After MW2, the big question on everyone’s mind was “Will there be a Nuke?” – future games missed the mark with killstreaks somewhat. Firstly, Black Ops changed the formula big time. Kills from killstreaks no longer counted towards your future killstreaks. This meant that it was a lot harder to chain big killstreaks together, which made getting the biggest ones much rarer. This was probably done to avoid the ostentatious amount present in every MW2 lobby. Also, no Nuke at all – sad. Modern Warfare 3 then changed things up even more. Gone were killstreaks, now we had strike chains and point streaks. These were cool, but they lacked the simplicity of MW2’s sleek killstreak system. What MW3 did have, however, was the M.O.A.B., the Mother Of All Bombs. This was a hidden killstreak similar to the Nuke. It was attainable after 25 kills done by the player – killstreak kills still didn’t count – and killed every enemy, caused an EMP effect on the enemy team for one minute, and gave the player who called it in double XP until the end of the match. They certainly gave your team the upper hand, but they didn’t end the game, so they felt flatter than the world ending Nukes.
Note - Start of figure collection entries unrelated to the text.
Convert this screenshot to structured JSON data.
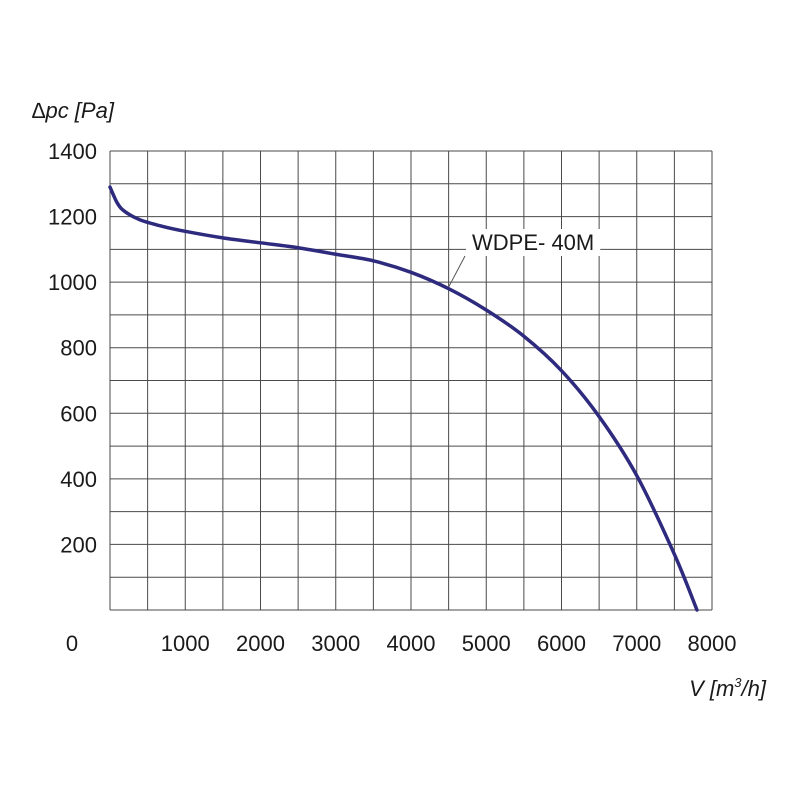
{
  "chart_data": {
    "type": "line",
    "title": "",
    "ylabel": "∆pc [Pa]",
    "xlabel_main": "V [m",
    "xlabel_sup": "3",
    "xlabel_end": "/h]",
    "xlim": [
      0,
      8000
    ],
    "ylim": [
      0,
      1400
    ],
    "x_grid_step": 500,
    "y_grid_step": 100,
    "grid": true,
    "xticks": [
      0,
      1000,
      2000,
      3000,
      4000,
      5000,
      6000,
      7000,
      8000
    ],
    "xtick_labels": [
      "0",
      "1000",
      "2000",
      "3000",
      "4000",
      "5000",
      "6000",
      "7000",
      "8000"
    ],
    "yticks": [
      200,
      400,
      600,
      800,
      1000,
      1200,
      1400
    ],
    "ytick_labels": [
      "200",
      "400",
      "600",
      "800",
      "1000",
      "1200",
      "1400"
    ],
    "series": [
      {
        "name": "WDPE- 40M",
        "color": "#2e2a7e",
        "x": [
          0,
          100,
          200,
          400,
          700,
          1000,
          1500,
          2000,
          2500,
          3000,
          3500,
          4000,
          4500,
          5000,
          5500,
          6000,
          6500,
          7000,
          7500,
          7800
        ],
        "y": [
          1290,
          1240,
          1215,
          1190,
          1170,
          1155,
          1135,
          1120,
          1105,
          1085,
          1065,
          1030,
          980,
          915,
          835,
          730,
          590,
          410,
          170,
          0
        ]
      }
    ],
    "label_anchor": {
      "x": 4500,
      "y": 985
    }
  }
}
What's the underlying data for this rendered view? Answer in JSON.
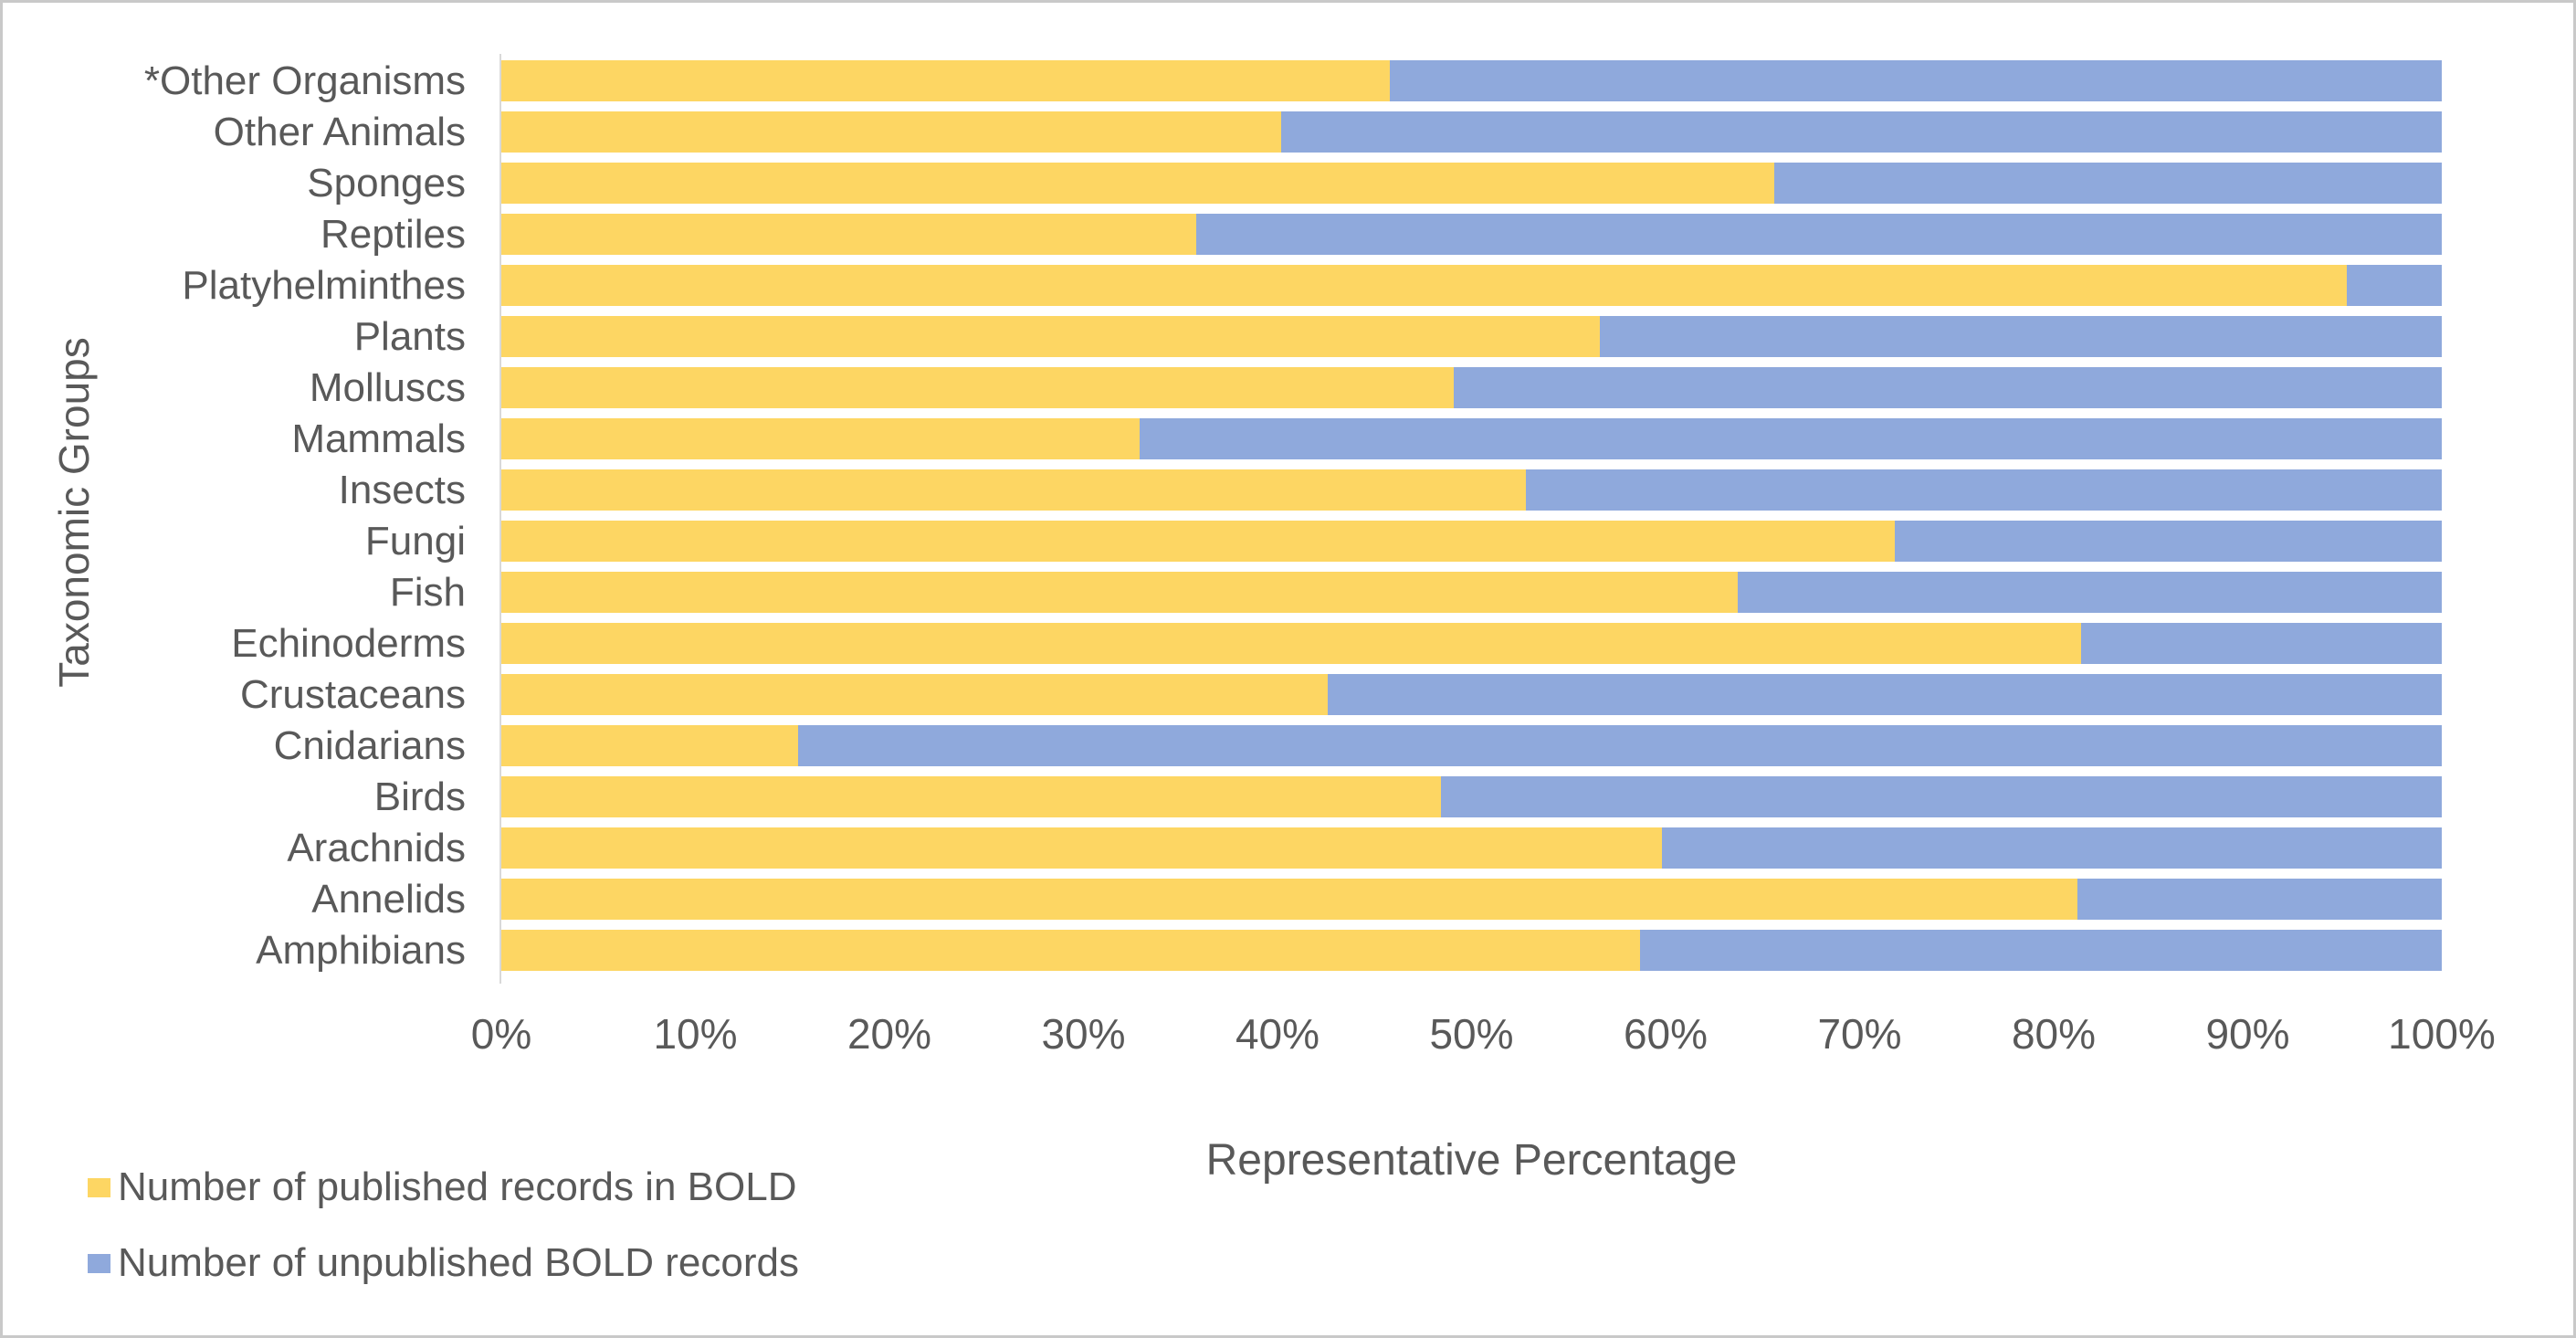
{
  "chart_data": {
    "type": "bar",
    "orientation": "horizontal-stacked",
    "title": "",
    "xlabel": "Representative Percentage",
    "ylabel": "Taxonomic Groups",
    "xlim": [
      0,
      100
    ],
    "x_ticks": [
      "0%",
      "10%",
      "20%",
      "30%",
      "40%",
      "50%",
      "60%",
      "70%",
      "80%",
      "90%",
      "100%"
    ],
    "grid": false,
    "legend_position": "bottom-left",
    "categories": [
      "*Other Organisms",
      "Other Animals",
      "Sponges",
      "Reptiles",
      "Platyhelminthes",
      "Plants",
      "Molluscs",
      "Mammals",
      "Insects",
      "Fungi",
      "Fish",
      "Echinoderms",
      "Crustaceans",
      "Cnidarians",
      "Birds",
      "Arachnids",
      "Annelids",
      "Amphibians"
    ],
    "series": [
      {
        "name": "Number of published records in BOLD",
        "color": "#FDD663",
        "values": [
          45.8,
          40.2,
          65.6,
          35.8,
          95.1,
          56.6,
          49.1,
          32.9,
          52.8,
          71.8,
          63.7,
          81.4,
          42.6,
          15.3,
          48.4,
          59.8,
          81.2,
          58.7
        ]
      },
      {
        "name": "Number of unpublished BOLD records",
        "color": "#8FA9DC",
        "values": [
          54.2,
          59.8,
          34.4,
          64.2,
          4.9,
          43.4,
          50.9,
          67.1,
          47.2,
          28.2,
          36.3,
          18.6,
          57.4,
          84.7,
          51.6,
          40.2,
          18.8,
          41.3
        ]
      }
    ],
    "colors": {
      "text": "#595959",
      "axis_line": "#D9D9D9",
      "frame_border": "#C9C9C9",
      "background": "#FFFFFF"
    }
  }
}
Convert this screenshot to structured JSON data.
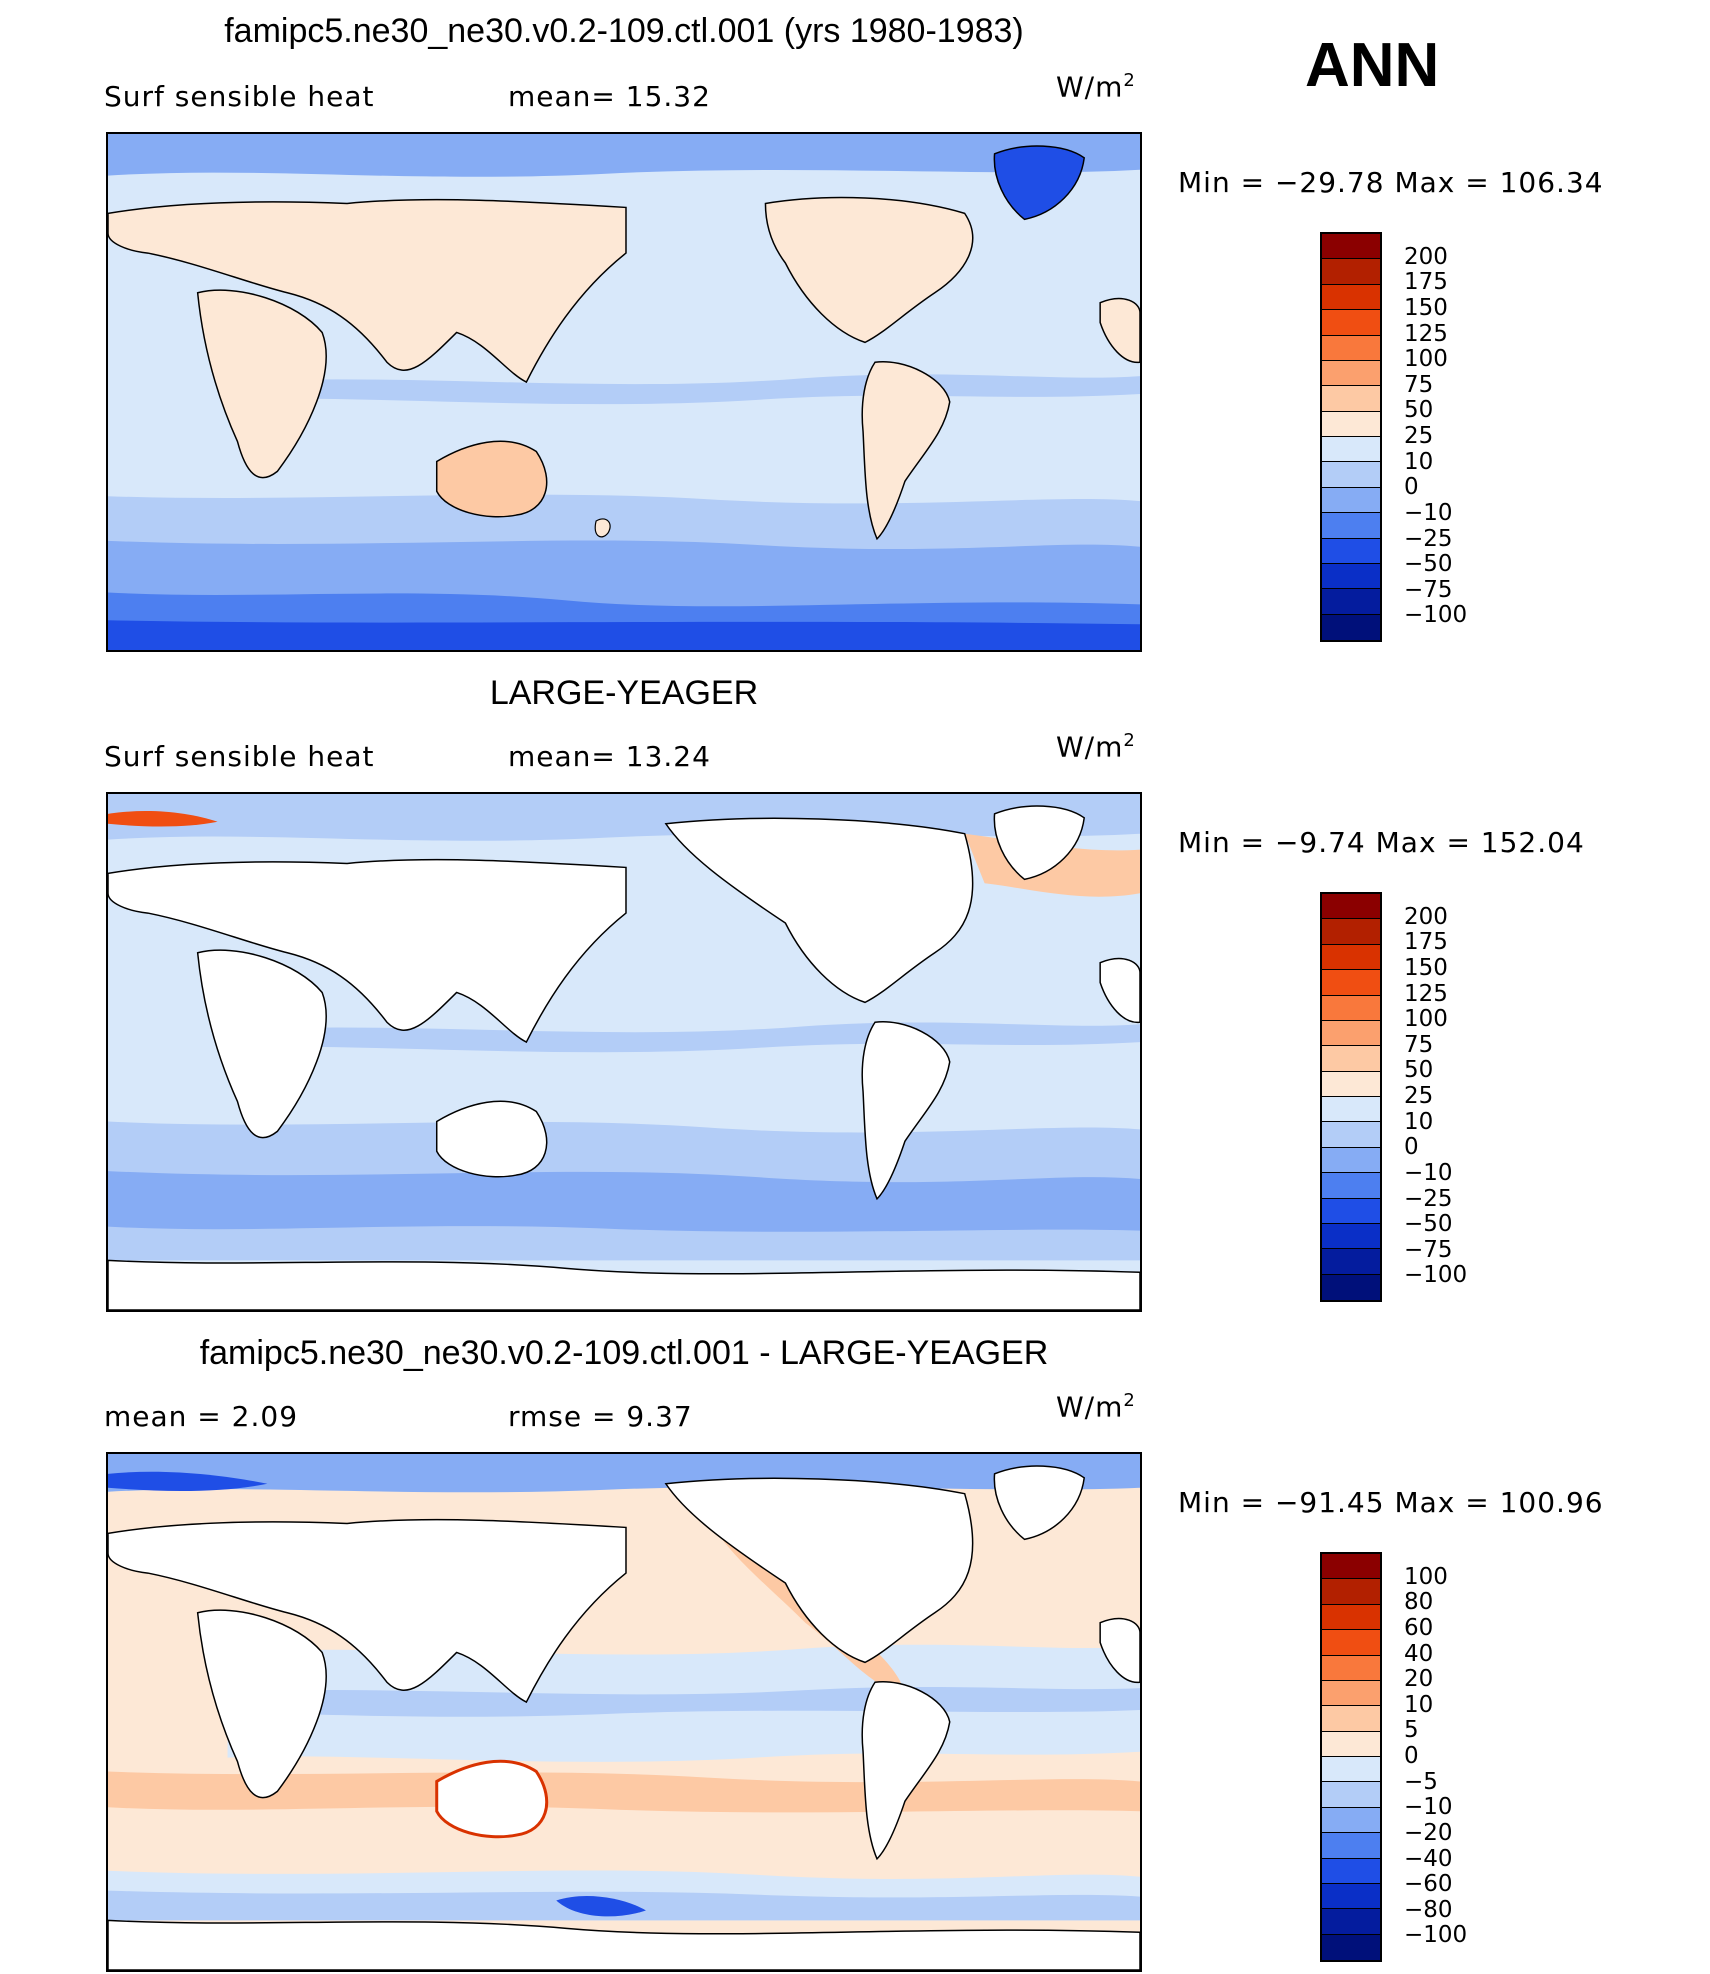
{
  "figure": {
    "season": "ANN",
    "panels": [
      {
        "id": "model",
        "title": "famipc5.ne30_ne30.v0.2-109.ctl.001 (yrs 1980-1983)",
        "variable": "Surf  sensible  heat",
        "stat1": "mean=   15.32",
        "stat2": "",
        "unit_base": "W/m",
        "unit_exp": "2",
        "minmax": "Min  =  −29.78  Max  =  106.34",
        "levels": [
          "200",
          "175",
          "150",
          "125",
          "100",
          "75",
          "50",
          "25",
          "10",
          "0",
          "−10",
          "−25",
          "−50",
          "−75",
          "−100"
        ],
        "colors": [
          "#8b0000",
          "#b22000",
          "#d93200",
          "#f04e12",
          "#f9783c",
          "#fba06e",
          "#fdc9a4",
          "#fde8d6",
          "#d8e8fa",
          "#b3cdf7",
          "#86acf4",
          "#4d7ff0",
          "#1f4ee6",
          "#0a2fc7",
          "#041c9e",
          "#00107a"
        ]
      },
      {
        "id": "obs",
        "title": "LARGE-YEAGER",
        "variable": "Surf  sensible  heat",
        "stat1": "mean=   13.24",
        "stat2": "",
        "unit_base": "W/m",
        "unit_exp": "2",
        "minmax": "Min  =    −9.74  Max  =  152.04",
        "levels": [
          "200",
          "175",
          "150",
          "125",
          "100",
          "75",
          "50",
          "25",
          "10",
          "0",
          "−10",
          "−25",
          "−50",
          "−75",
          "−100"
        ],
        "colors": [
          "#8b0000",
          "#b22000",
          "#d93200",
          "#f04e12",
          "#f9783c",
          "#fba06e",
          "#fdc9a4",
          "#fde8d6",
          "#d8e8fa",
          "#b3cdf7",
          "#86acf4",
          "#4d7ff0",
          "#1f4ee6",
          "#0a2fc7",
          "#041c9e",
          "#00107a"
        ]
      },
      {
        "id": "diff",
        "title": "famipc5.ne30_ne30.v0.2-109.ctl.001 - LARGE-YEAGER",
        "variable": "",
        "stat1": "mean  =     2.09",
        "stat2": "rmse  =     9.37",
        "unit_base": "W/m",
        "unit_exp": "2",
        "minmax": "Min  =  −91.45  Max  =  100.96",
        "levels": [
          "100",
          "80",
          "60",
          "40",
          "20",
          "10",
          "5",
          "0",
          "−5",
          "−10",
          "−20",
          "−40",
          "−60",
          "−80",
          "−100"
        ],
        "colors": [
          "#8b0000",
          "#b22000",
          "#d93200",
          "#f04e12",
          "#f9783c",
          "#fba06e",
          "#fdc9a4",
          "#fde8d6",
          "#d8e8fa",
          "#b3cdf7",
          "#86acf4",
          "#4d7ff0",
          "#1f4ee6",
          "#0a2fc7",
          "#041c9e",
          "#00107a"
        ]
      }
    ]
  }
}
What made Nukes something special was the community that built around them. The general strategy was to have a silenced weapon and the Scavenger perk so you could silently rack up kills until you got a Harrier. Then you just had to let it get you to either an AC130 or Chopper Gunner and from there you were almost guaranteed the Nuke. There were also loads of challenges people did to try and get a Nuke. Some people tried to do it without killstreaks and some went knife only. The latter drew many accusations of cheating – watch for yourself and decide. But basically, if you could get a kill with it, people would try to get the Nuke with it.
I don’t think anything changed Call of Duty more than the Nuke did. It shaped excitement over future killstreaks for years to come and spawned dozens of YouTube careers. Getting one required a hefty dose of both luck and skill, but no one would ever admit to the former. The Nuke was MW2 at its most chaotic and over-the-top, and nothing has quite come close to it since.